On connait la capacité de Murnau à traiter de l’osmose entre l’espace et ses personnages : Le Dernier des hommes en est un exemple éloquent. Le protagoniste est portier dans un grand hôtel, au point névralgique entre la rue en pleine ébullition et le hall, par le biais d’une porte tambour qui perpétue un mouvement qu’il croit voué à durer éternellement. Massif, engoncé dans une superbe livrée, l’homme est sa fonction, et n’existe point sans elle, et reste ivre de fierté sur tout le trajet du retour, dans des logements modestes en tous points opposés à ceux dans lesquels il travaille.


Trop vieux, trop gros, trop fatigué, l’homme est licencié. La scène où il en prend conscience se fait par l’entremise de cette porte tambour, dans laquelle il aperçoit son double et remplaçant : la ville continue de tourner, mais ce sera sans lui.


S’en suit un récit sensitif, fondé sur les ruptures de trajectoire : alors qu’on lui arrache son costume comme on l’écorcherait de sa carapace, l’homme ère et retourne voler sa livrée pour ne pas subir l’humiliation d’un retour qui montrerait de façon ostentatoire son déclassement. Murnau opte pour un point de vue interne, voire quelques séquences en caméra subjective, et expérimente à tout va : vertiges d’une caméra embarquée, jeux sur la mise au point, tangage de l’ivrogne, tout est fondé sur la mobilité.


Le dernier des hommes est un jalon dans l’histoire naissante du cinéma : Murnau y fonde la fameuse Entfesselte Kamera, « caméra déchaînée » qui quitte la fixité qu’elle avait jusqu’alors pour franchir tous les espaces, passer les portes ou monter les escaliers, et se fondre avec le parcours du protagoniste.

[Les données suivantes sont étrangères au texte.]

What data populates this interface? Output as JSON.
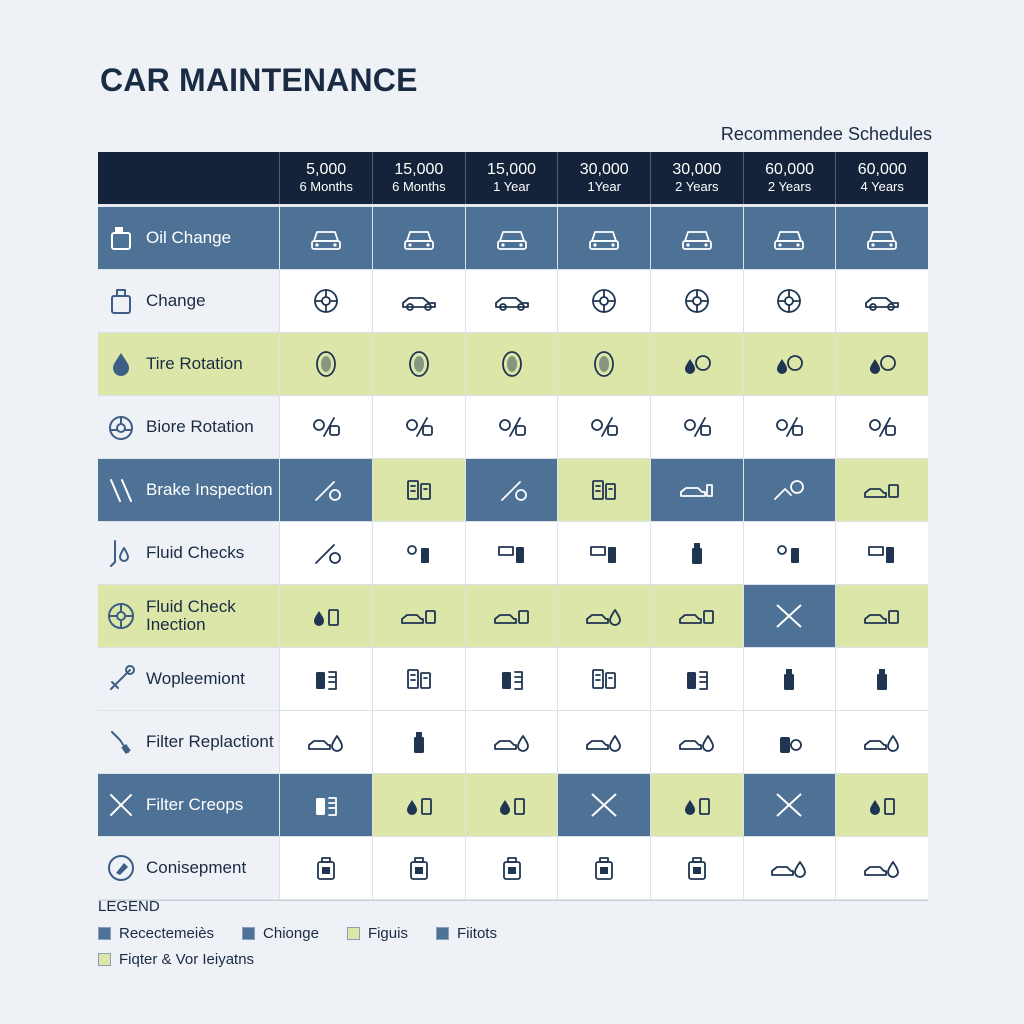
{
  "title": "CAR MAINTENANCE",
  "subtitle": "Recommendee Schedules",
  "columns": [
    {
      "miles": "5,000",
      "time": "6 Months"
    },
    {
      "miles": "15,000",
      "time": "6 Months"
    },
    {
      "miles": "15,000",
      "time": "1 Year"
    },
    {
      "miles": "30,000",
      "time": "1Year"
    },
    {
      "miles": "30,000",
      "time": "2 Years"
    },
    {
      "miles": "60,000",
      "time": "2 Years"
    },
    {
      "miles": "60,000",
      "time": "4 Years"
    }
  ],
  "rows": [
    {
      "label": "Oil Change",
      "icon": "oil-can-icon",
      "label_bg": "blue",
      "cells": [
        [
          "blue",
          "car-front-icon"
        ],
        [
          "blue",
          "car-front-icon"
        ],
        [
          "blue",
          "car-front-icon"
        ],
        [
          "blue",
          "car-front-icon"
        ],
        [
          "blue",
          "car-front-icon"
        ],
        [
          "blue",
          "car-front-icon"
        ],
        [
          "blue",
          "car-front-icon"
        ]
      ]
    },
    {
      "label": "Change",
      "icon": "canister-icon",
      "label_bg": "light",
      "cells": [
        [
          "white",
          "wheel-icon"
        ],
        [
          "white",
          "car-side-icon"
        ],
        [
          "white",
          "car-side-icon"
        ],
        [
          "white",
          "wheel-icon"
        ],
        [
          "white",
          "wheel-icon"
        ],
        [
          "white",
          "wheel-icon"
        ],
        [
          "white",
          "car-side-icon"
        ]
      ]
    },
    {
      "label": "Tire Rotation",
      "icon": "oil-drop-icon",
      "label_bg": "green",
      "cells": [
        [
          "green",
          "tire-icon"
        ],
        [
          "green",
          "tire-icon"
        ],
        [
          "green",
          "tire-icon"
        ],
        [
          "green",
          "tire-icon"
        ],
        [
          "green",
          "drops-icon"
        ],
        [
          "green",
          "drops-icon"
        ],
        [
          "green",
          "drops-icon"
        ]
      ]
    },
    {
      "label": "Biore Rotation",
      "icon": "steering-wheel-icon",
      "label_bg": "light",
      "cells": [
        [
          "white",
          "gears-icon"
        ],
        [
          "white",
          "gears-icon"
        ],
        [
          "white",
          "gears-icon"
        ],
        [
          "white",
          "gears-icon"
        ],
        [
          "white",
          "gears-icon"
        ],
        [
          "white",
          "gears-icon"
        ],
        [
          "white",
          "gears-icon"
        ]
      ]
    },
    {
      "label": "Brake Inspection",
      "icon": "tools-icon",
      "label_bg": "blue",
      "cells": [
        [
          "blue",
          "wrench-icon"
        ],
        [
          "green",
          "fuse-box-icon"
        ],
        [
          "blue",
          "wrench-icon"
        ],
        [
          "green",
          "fuse-box-icon"
        ],
        [
          "blue",
          "car-spray-icon"
        ],
        [
          "blue",
          "car-wheel-icon"
        ],
        [
          "green",
          "car-box-icon"
        ]
      ]
    },
    {
      "label": "Fluid Checks",
      "icon": "dipstick-icon",
      "label_bg": "light",
      "cells": [
        [
          "white",
          "wrench-icon"
        ],
        [
          "white",
          "bottle-gear-icon"
        ],
        [
          "white",
          "pump-icon"
        ],
        [
          "white",
          "pump-icon"
        ],
        [
          "white",
          "bottle-icon"
        ],
        [
          "white",
          "bottle-gear-icon"
        ],
        [
          "white",
          "pump-icon"
        ]
      ]
    },
    {
      "label": "Fluid Check Inection",
      "icon": "wheel-icon",
      "label_bg": "green",
      "cells": [
        [
          "green",
          "drop-battery-icon"
        ],
        [
          "green",
          "car-box-icon"
        ],
        [
          "green",
          "car-box-icon"
        ],
        [
          "green",
          "car-drop-icon"
        ],
        [
          "green",
          "car-box-icon"
        ],
        [
          "blue",
          "cross-icon"
        ],
        [
          "green",
          "car-box-icon"
        ]
      ]
    },
    {
      "label": "Wopleemiont",
      "icon": "wiper-icon",
      "label_bg": "light",
      "cells": [
        [
          "white",
          "filter-icon"
        ],
        [
          "white",
          "fuse-box-icon"
        ],
        [
          "white",
          "filter-icon"
        ],
        [
          "white",
          "fuse-box-icon"
        ],
        [
          "white",
          "filter-icon"
        ],
        [
          "white",
          "bottle-icon"
        ],
        [
          "white",
          "bottle-icon"
        ]
      ]
    },
    {
      "label": "Filter Replactiont",
      "icon": "spark-plug-icon",
      "label_bg": "light",
      "cells": [
        [
          "white",
          "car-drop-icon"
        ],
        [
          "white",
          "bottle-icon"
        ],
        [
          "white",
          "car-drop-icon"
        ],
        [
          "white",
          "car-drop-icon"
        ],
        [
          "white",
          "car-drop-icon"
        ],
        [
          "white",
          "spray-can-icon"
        ],
        [
          "white",
          "car-drop-icon"
        ]
      ]
    },
    {
      "label": "Filter Creops",
      "icon": "crossed-tools-icon",
      "label_bg": "blue",
      "cells": [
        [
          "blue",
          "filter-icon"
        ],
        [
          "green",
          "drop-battery-icon"
        ],
        [
          "green",
          "drop-battery-icon"
        ],
        [
          "blue",
          "cross-icon"
        ],
        [
          "green",
          "drop-battery-icon"
        ],
        [
          "blue",
          "cross-icon"
        ],
        [
          "green",
          "drop-battery-icon"
        ]
      ]
    },
    {
      "label": "Conisepment",
      "icon": "wrench-badge-icon",
      "label_bg": "light",
      "cells": [
        [
          "white",
          "jerrycan-icon"
        ],
        [
          "white",
          "jerrycan-icon"
        ],
        [
          "white",
          "jerrycan-icon"
        ],
        [
          "white",
          "jerrycan-icon"
        ],
        [
          "white",
          "jerrycan-icon"
        ],
        [
          "white",
          "car-drop-icon"
        ],
        [
          "white",
          "car-drop-icon"
        ]
      ]
    }
  ],
  "legend": {
    "title": "LEGEND",
    "items": [
      {
        "label": "Recectemeiès",
        "color": "#4e7196"
      },
      {
        "label": "Chionge",
        "color": "#4e7196"
      },
      {
        "label": "Figuis",
        "color": "#dbe6a8"
      },
      {
        "label": "Fiitots",
        "color": "#4e7196"
      },
      {
        "label": "Fiqter & Vor Ieiyatns",
        "color": "#dbe6a8"
      }
    ]
  }
}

On peut y voir les prémices de ce que sera le ciné-œil de Vertov cinq ans plus tard : la conviction que le cinéma se structure par sa mobilité. Il serait d’ailleurs très intéressant de savoir ce que le cinéaste prévoyait en termes d’accompagnement musical pour les projections, tant celle-ci a d’importance dans le récit, vécu comme une marche en fanfare.


Mais ce que Vertov mettra en œuvre en terme de montage n’est pas encore totalement maitrisé ici. Le récit est assez long (on peut d’ailleurs vraiment se questionner sur la légitimité à en proposer une version longue dans la copie restaurée de 2003, qui passe de 86 à 101 minutes) et erre avec son personnage, avant de bifurquer sur un happy end annoncé par un intertitre assez improbable : « Mais l'auteur a eu pitié de son héros et inventé un épilogue à peine croyable. »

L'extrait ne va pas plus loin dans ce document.